Actually, Kerry's best moments in this saga have come when he challenged the President's foreign and defense policies. Kerry distinguished himself two years ago by criticizing Bush for not using U.S. troops to attack the trapped al-Qaeda leadership at Tora Bora.

That sort of detailed, sophisticated critique has vanished from Kerry's repertoire. He hasn't had anything of interest to say about the humiliating American retreat from Fallujah—a city that has subsequently become a miniature rogue state within Iraq—or about the mystifying, flip-floppy U.S. attitude toward the Shi'ite revolutionary Muqtada al-Sadr. Kerry hasn't said whether he thinks Bush Administration policy was responsible for the torture at Abu Ghraib. He has mentioned—but hasn't really exploited—the growing sense in the military and intelligence communities that the war has strengthened Islamist radicalism, overburdened the U.S. military, and made it far more difficult to rally the world against the nuclear threats from North Korea and Iran.

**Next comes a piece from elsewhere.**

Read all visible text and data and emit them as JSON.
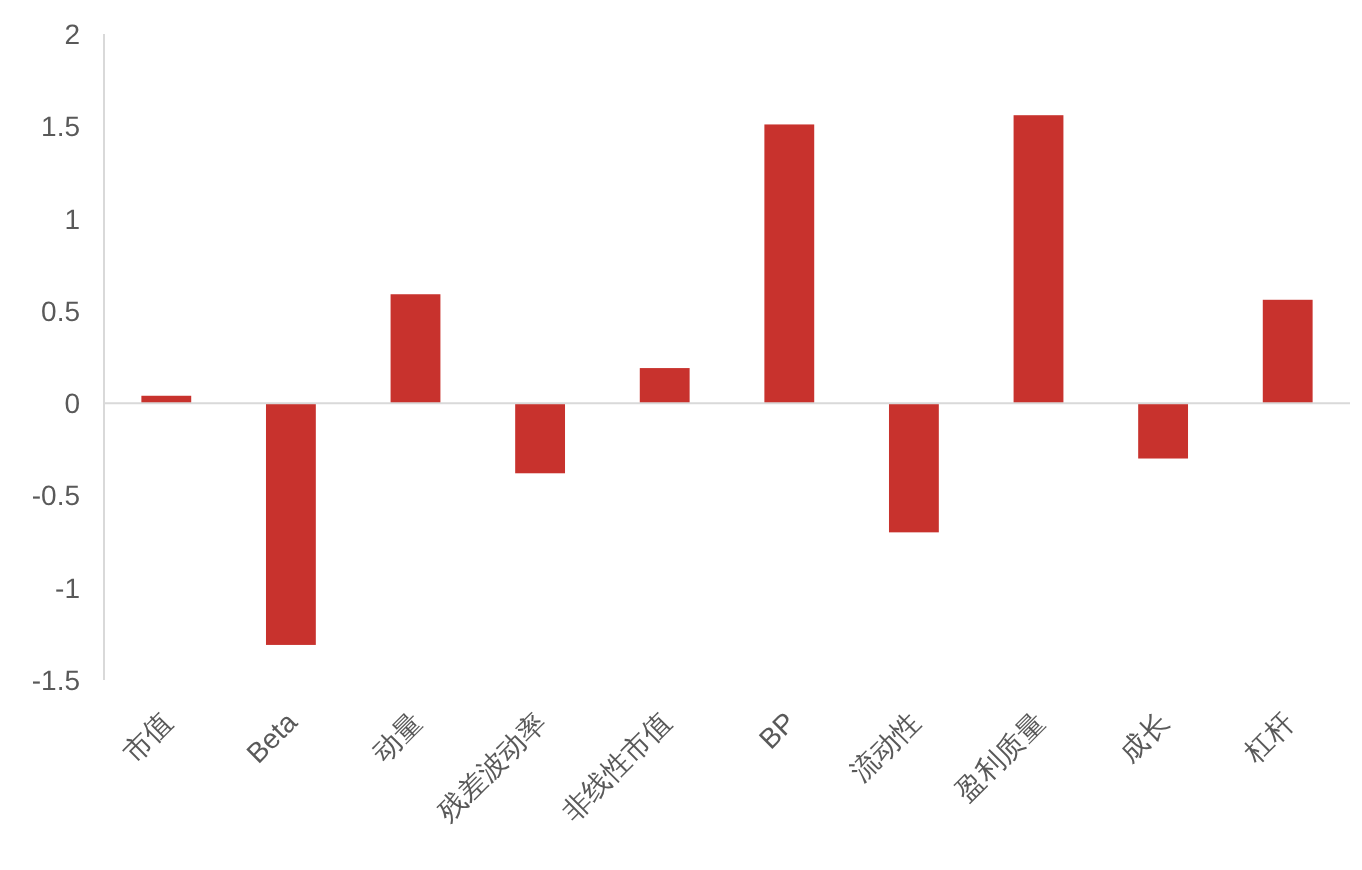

Kerry does not have to be specific about what he would do in Iraq—the situation on the ground changes daily, so how can he know?—but I suspect the public needs to hear, in plain and forceful language, Kerry's opinion of what Bush has done and whether it has been good for America. Instead, Kerry has offered only vague criticisms and an increasingly implausible promise to lure our allies into the chaos. In a year of real crises—the "most important election of our lifetime," he says—Kerry's nostrums sound distressingly like market-tested pap.